Rotorua Chamber of Commerce chief executive Bryce Heard said a lot of tourism businesses that had already been through "two poor seasons" could not face a third.
"It's affecting everything from occupancy rates in accommodation through to hospitality, cafes, restaurants, events are particularly affected.
"The only answer I can see is if people get out and get vaccinated."
In his view, Heard wanted the Government to "set out in black-and-white irrevocable terms what we have to do to get to Orange, because we don't understand that".
Rotorua president for the Restaurant Association of New Zealand Sharon Wallace said members were "set up" for the traffic light system.
"We want to be positive about everything and move forward."
Retail NZ was asking people to be calm and understanding as businesses geared up for Friday.
Chief executive Greg Harford said 2021 has been a tumultuous year for retailers and it hoped there would be some light at the end of the Covid tunnel.
A spokesman from the Ministry of Business, Innovation and Employment recommended employers gave staff wording they can use if things escalate so they can de-escalate a situation.

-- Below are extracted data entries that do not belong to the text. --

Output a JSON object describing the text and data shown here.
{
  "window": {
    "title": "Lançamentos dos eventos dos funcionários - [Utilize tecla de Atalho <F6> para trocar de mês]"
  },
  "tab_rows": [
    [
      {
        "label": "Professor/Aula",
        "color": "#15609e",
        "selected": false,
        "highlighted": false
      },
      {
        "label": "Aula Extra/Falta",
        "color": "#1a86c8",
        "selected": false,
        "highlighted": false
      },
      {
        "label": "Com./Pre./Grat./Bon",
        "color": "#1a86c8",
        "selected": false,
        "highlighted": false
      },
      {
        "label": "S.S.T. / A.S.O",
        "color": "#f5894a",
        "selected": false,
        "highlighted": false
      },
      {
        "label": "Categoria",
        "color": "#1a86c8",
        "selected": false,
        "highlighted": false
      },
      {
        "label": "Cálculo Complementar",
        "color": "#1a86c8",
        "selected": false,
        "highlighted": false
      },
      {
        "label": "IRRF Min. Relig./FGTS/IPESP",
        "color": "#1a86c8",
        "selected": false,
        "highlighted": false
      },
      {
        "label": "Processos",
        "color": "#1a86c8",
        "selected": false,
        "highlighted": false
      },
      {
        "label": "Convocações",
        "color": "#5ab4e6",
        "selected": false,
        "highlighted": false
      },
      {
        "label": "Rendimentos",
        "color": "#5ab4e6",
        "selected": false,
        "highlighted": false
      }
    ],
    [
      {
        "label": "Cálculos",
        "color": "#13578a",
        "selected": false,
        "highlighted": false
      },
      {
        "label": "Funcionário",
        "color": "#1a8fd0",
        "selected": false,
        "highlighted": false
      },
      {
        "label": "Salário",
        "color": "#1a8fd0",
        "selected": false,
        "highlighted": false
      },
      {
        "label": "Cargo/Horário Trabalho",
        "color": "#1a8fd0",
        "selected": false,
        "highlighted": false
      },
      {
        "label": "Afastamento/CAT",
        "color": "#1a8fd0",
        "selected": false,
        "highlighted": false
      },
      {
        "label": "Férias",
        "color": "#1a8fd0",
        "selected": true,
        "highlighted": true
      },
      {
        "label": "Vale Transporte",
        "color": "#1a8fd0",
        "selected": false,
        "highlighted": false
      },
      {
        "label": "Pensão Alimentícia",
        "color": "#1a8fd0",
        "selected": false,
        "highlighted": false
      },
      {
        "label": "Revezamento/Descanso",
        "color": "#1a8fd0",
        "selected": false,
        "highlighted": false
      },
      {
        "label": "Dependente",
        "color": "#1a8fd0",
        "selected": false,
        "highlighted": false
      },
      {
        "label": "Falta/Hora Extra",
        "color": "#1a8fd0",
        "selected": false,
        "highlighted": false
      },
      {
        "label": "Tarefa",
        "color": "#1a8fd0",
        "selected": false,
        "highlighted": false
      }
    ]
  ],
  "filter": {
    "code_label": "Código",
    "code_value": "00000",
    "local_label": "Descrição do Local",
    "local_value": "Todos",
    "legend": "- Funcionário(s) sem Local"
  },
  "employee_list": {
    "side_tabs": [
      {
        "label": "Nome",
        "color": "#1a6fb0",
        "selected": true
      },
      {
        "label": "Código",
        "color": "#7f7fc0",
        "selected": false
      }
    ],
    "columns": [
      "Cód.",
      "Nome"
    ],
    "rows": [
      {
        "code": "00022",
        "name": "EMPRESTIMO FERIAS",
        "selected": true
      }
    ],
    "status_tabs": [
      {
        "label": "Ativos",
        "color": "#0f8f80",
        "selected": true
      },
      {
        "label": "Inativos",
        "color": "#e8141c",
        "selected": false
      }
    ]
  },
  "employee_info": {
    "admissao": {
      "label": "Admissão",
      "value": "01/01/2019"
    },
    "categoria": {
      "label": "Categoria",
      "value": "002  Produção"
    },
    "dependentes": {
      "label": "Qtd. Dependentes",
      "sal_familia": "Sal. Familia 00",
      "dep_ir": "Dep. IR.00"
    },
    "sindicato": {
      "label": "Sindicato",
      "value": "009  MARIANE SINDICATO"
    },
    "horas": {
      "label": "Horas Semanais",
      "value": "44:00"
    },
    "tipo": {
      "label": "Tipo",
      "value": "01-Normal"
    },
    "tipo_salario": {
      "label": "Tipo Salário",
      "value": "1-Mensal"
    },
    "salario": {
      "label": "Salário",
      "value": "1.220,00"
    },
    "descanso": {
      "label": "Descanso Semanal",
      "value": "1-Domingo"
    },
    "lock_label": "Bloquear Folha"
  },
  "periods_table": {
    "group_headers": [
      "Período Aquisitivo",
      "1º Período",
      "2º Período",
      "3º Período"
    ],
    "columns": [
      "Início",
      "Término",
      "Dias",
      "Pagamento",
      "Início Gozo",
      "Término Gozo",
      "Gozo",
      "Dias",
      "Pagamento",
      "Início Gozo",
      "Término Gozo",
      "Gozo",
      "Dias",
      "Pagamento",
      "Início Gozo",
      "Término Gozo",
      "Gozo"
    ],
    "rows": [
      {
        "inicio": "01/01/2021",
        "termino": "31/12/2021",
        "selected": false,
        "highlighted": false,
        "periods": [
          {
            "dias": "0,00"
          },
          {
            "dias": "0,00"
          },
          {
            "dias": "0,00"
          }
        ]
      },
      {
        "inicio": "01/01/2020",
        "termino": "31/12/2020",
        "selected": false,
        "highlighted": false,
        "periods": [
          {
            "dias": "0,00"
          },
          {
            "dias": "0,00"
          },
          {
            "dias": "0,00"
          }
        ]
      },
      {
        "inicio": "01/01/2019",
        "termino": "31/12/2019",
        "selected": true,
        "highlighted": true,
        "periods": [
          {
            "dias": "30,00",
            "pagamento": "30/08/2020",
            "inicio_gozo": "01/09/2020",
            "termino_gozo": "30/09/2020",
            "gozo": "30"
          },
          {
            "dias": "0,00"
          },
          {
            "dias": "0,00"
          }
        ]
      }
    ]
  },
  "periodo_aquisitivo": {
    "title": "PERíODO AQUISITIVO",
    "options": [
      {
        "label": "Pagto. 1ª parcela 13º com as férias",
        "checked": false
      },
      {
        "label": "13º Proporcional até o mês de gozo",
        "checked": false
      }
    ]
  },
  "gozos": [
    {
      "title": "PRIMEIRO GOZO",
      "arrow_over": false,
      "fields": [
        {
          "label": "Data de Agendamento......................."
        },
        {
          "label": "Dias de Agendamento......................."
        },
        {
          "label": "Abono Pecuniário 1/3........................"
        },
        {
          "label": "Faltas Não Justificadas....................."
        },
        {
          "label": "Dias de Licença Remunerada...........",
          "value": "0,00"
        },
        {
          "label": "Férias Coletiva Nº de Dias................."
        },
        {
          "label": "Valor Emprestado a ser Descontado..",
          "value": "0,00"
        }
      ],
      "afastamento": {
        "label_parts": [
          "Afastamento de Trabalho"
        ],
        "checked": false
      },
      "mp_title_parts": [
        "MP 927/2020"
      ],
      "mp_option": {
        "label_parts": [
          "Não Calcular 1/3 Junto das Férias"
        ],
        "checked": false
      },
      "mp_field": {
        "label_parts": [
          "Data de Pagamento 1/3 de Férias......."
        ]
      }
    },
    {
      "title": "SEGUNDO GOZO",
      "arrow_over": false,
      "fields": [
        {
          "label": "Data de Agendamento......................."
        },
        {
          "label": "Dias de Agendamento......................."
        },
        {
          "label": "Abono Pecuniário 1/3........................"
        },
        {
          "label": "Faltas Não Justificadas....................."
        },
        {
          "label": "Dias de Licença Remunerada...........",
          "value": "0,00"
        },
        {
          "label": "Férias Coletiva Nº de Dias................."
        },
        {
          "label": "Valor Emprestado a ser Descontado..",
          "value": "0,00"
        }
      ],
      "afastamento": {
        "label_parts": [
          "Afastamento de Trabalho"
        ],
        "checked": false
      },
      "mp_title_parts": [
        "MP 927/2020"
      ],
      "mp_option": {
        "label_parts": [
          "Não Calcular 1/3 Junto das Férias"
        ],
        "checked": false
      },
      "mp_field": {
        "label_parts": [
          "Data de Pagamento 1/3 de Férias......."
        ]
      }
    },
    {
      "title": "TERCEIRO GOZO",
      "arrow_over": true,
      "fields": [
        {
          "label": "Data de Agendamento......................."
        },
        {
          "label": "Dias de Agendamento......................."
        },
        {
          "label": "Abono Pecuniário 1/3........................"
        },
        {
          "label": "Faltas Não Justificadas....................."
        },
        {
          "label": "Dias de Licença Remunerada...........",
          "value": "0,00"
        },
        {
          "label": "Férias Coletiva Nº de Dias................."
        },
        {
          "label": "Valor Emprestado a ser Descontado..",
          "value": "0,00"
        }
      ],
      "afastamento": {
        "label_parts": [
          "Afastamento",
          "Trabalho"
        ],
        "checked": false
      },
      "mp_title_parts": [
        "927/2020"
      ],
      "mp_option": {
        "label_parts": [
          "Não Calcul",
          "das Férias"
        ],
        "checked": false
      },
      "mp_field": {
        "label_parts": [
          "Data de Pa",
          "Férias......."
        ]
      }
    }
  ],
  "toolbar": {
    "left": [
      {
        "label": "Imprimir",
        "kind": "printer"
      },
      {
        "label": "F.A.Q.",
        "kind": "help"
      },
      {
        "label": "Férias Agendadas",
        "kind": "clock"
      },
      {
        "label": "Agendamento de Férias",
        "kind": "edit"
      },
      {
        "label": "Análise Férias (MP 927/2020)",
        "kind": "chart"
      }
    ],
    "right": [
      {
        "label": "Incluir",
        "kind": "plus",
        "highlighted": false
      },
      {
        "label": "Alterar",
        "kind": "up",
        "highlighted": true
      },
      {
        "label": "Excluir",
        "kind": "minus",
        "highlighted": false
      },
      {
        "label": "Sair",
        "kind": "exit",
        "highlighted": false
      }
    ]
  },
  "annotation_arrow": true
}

"We recommend you are clear when workers should walk away or decide not to continue to engage with the person.
"You should also consider what kind of behaviour might mean you call the Police and indicate that abuse of your staff will not be tolerated."
Ministry of Health data showed as of Monday, 88 per cent of the eligible Lakes District Health Board population had received one dose, and 79 per cent were fully vaccinated.
No new cases of Covid-19 were announced yesterday in the Lakes DHB region. The total cases for Lakes remained at 26, including three who had recovered.
The Department for the Prime Minister and Cabinet and the Ministry of Business, Innovation and Employment have been approached for comment.